Since both \(A\) and \(B\) are coded as numeric variables here, this works fine. If we instead want to include an interaction which includes a categorical variable, we again have to use the name with the respective category appended to it. For example, the following DAG includes an interaction between \(A\) and \(C\):

dag4 <- dag +
  node("D", type="gaussian", error=1.5,
       formula=~ -8 + A*0.4 + B*-2 + Cmedium*-1 + Chigh*-3 + A:Cmedium*0.3 + 
         A:Chigh*10,
       parents=c("A", "B", "C"))

Higher order interactions may be specified in exactly the same way, just using more : symbols. It may not always be obvious in which order the variables for the interaction need to be specified. If the “wrong” order was used, the sim_from_dag() function will return a helpful error message explaining which ones should be used instead. For example, if we had used “Cmedium:A” instead of “A:Cmedium”, this would not work because internally only the latter is recognized as a valid column. Note that because \(C\) is categorical, we also specified the parents argument here just to be safe.

Using Cubic Terms

Sometimes we also want to include non-linear relationships between a continuous variable and the outcome in a data generation process. This can be done by including cubic terms of that variable in a formula. Suppose the regression model that we want to use has the following form:

\[D \sim -8 + A \cdot 0.4 + A^2 \cdot 0.02 + B \cdot -2 + N(0, 1.5).\]

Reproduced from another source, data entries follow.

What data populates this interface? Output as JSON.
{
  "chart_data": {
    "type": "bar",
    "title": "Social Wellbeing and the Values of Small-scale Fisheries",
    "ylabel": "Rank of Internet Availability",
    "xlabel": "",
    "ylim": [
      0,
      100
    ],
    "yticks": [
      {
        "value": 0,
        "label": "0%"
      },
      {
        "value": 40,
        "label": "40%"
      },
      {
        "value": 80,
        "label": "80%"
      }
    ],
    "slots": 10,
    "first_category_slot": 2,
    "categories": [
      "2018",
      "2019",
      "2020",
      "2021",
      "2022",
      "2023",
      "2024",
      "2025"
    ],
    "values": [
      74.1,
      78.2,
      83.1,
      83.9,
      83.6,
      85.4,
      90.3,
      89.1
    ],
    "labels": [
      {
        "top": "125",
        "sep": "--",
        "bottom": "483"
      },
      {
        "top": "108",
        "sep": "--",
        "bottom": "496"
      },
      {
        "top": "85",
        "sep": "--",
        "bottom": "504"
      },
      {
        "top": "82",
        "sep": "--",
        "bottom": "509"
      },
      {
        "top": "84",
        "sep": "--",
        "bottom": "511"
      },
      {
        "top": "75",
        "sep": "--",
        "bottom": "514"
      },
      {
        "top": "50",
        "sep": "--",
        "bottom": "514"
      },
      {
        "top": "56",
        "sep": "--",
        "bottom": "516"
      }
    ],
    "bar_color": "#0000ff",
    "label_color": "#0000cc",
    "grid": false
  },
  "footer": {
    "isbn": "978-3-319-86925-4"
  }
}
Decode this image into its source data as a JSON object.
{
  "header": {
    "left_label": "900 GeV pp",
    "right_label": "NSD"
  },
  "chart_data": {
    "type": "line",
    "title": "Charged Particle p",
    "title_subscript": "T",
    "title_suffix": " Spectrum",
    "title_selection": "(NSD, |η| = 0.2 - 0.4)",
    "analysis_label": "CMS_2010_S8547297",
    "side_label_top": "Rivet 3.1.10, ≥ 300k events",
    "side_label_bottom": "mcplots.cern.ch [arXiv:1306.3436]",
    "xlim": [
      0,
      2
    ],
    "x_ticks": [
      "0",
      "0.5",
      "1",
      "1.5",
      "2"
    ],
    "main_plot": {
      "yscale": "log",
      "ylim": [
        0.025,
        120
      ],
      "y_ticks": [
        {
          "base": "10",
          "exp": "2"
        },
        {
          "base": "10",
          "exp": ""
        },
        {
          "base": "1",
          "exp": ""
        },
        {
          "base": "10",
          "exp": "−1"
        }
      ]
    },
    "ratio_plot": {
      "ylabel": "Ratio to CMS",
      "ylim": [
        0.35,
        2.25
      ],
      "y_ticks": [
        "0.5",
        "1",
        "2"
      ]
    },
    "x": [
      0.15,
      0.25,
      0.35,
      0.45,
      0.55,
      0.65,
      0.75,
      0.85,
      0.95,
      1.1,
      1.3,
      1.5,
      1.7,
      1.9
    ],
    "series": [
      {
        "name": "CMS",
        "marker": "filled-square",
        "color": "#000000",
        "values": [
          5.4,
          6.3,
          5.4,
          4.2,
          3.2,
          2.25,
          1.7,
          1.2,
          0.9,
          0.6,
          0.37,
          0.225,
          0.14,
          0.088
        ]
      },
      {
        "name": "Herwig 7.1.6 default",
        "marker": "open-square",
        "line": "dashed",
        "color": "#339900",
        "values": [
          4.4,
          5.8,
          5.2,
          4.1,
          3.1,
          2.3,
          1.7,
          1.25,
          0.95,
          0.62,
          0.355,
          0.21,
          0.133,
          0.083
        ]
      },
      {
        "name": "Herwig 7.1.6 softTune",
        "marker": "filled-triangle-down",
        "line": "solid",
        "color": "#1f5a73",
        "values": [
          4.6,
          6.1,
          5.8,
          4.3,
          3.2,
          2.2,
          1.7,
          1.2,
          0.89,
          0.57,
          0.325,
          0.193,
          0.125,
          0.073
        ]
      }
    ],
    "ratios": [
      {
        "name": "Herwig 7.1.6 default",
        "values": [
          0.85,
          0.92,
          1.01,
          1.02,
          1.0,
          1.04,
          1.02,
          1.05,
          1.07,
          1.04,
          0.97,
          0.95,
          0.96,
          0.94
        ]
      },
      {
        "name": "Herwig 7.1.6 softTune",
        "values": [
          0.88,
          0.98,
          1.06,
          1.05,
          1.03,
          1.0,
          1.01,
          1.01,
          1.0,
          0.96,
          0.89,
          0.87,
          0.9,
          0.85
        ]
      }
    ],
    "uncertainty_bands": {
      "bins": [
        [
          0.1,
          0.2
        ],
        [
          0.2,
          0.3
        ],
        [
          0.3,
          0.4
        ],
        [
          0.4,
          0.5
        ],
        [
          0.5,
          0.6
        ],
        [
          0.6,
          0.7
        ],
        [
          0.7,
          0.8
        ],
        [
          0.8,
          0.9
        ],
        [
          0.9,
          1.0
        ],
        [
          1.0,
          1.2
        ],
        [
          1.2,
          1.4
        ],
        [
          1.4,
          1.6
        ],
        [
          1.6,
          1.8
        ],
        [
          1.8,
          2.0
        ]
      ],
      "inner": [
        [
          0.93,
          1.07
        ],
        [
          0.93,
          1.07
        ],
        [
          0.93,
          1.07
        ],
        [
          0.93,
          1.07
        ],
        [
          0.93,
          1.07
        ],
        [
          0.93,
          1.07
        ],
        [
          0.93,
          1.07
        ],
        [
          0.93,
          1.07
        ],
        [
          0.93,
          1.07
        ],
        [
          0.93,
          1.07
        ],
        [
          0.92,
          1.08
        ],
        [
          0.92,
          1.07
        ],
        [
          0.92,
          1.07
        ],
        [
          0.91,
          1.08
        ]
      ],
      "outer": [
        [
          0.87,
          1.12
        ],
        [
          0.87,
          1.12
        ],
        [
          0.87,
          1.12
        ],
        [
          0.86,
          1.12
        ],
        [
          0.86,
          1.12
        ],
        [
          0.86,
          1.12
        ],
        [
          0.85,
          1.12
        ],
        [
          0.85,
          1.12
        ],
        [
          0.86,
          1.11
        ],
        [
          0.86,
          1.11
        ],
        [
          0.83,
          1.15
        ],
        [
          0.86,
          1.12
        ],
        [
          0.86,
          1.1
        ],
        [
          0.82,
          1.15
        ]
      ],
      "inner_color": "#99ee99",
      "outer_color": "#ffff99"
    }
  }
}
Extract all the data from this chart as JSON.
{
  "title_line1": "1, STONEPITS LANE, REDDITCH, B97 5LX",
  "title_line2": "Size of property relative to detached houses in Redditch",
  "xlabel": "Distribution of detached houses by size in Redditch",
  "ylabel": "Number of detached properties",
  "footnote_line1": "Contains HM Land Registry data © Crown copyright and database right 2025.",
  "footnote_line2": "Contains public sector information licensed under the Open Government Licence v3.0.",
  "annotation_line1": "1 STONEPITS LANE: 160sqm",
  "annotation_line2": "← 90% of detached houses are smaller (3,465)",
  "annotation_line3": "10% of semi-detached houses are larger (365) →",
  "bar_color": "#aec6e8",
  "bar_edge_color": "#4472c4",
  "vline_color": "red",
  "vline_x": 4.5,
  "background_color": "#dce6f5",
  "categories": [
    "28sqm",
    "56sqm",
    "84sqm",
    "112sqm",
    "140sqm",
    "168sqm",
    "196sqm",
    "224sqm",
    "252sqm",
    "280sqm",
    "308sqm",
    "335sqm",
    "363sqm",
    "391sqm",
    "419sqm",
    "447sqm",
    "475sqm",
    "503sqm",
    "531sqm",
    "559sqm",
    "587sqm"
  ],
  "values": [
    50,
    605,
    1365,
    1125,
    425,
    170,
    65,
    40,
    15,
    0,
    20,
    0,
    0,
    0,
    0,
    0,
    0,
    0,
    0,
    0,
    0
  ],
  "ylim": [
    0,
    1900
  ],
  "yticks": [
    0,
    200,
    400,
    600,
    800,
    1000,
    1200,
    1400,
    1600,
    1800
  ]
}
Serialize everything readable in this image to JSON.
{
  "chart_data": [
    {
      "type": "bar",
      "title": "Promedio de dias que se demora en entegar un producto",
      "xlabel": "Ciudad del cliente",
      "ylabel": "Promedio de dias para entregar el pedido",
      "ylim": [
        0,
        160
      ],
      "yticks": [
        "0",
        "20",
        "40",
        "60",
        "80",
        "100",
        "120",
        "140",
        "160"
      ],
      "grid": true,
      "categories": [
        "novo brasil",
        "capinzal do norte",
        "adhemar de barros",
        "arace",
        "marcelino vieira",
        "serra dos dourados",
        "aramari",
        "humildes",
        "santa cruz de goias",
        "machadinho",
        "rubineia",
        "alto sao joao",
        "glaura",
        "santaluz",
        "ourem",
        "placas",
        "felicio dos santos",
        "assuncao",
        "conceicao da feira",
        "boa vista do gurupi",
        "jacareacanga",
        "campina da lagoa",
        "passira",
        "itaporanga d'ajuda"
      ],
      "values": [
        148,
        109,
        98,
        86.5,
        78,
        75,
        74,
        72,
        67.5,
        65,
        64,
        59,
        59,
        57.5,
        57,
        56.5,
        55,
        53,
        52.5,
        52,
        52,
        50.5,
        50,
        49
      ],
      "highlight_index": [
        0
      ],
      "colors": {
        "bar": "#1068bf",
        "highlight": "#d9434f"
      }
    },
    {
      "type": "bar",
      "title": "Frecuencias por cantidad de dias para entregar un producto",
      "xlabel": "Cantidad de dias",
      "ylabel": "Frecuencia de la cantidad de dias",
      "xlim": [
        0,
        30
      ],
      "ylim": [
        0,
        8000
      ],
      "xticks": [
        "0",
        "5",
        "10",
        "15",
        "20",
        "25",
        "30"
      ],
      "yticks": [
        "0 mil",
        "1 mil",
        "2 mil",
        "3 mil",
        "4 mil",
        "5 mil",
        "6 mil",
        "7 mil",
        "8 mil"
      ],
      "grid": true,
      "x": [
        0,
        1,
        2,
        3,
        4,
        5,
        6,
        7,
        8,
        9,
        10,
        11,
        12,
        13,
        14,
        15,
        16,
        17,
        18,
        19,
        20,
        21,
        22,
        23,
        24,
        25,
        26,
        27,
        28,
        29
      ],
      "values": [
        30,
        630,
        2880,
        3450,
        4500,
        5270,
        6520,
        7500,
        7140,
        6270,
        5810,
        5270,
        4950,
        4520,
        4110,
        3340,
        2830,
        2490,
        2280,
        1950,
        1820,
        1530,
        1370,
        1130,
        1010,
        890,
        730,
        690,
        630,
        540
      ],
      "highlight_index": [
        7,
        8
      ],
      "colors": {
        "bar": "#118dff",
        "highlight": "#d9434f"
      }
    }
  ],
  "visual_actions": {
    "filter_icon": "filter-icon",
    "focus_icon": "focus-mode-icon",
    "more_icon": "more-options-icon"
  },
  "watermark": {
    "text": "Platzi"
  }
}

The following code may be used to define such as node:

dag_with_formula <- dag +
  node("D", type="gaussian", formula= ~ -8 + A*0.4 + I(A^2)*0.02 + B*-2,
       error=1.5)

Users may of course use as many cubic terms as they like.

Using Functions in formula

There is also limited support for including functions in the formula as well. For example, it is allowed to call any function on the beta coefficients, which is useful to specify betas on a different scale (for example using Odds-Ratios instead of betas). For example:

dag_with_fun <- dag +
  node("D", type="binomial", formula= ~ -3 + A*log(0.5) + B*0.2)

is valid syntax. Any function can be used in the place of log(), as long as it is a single function that is called on a beta-coefficient.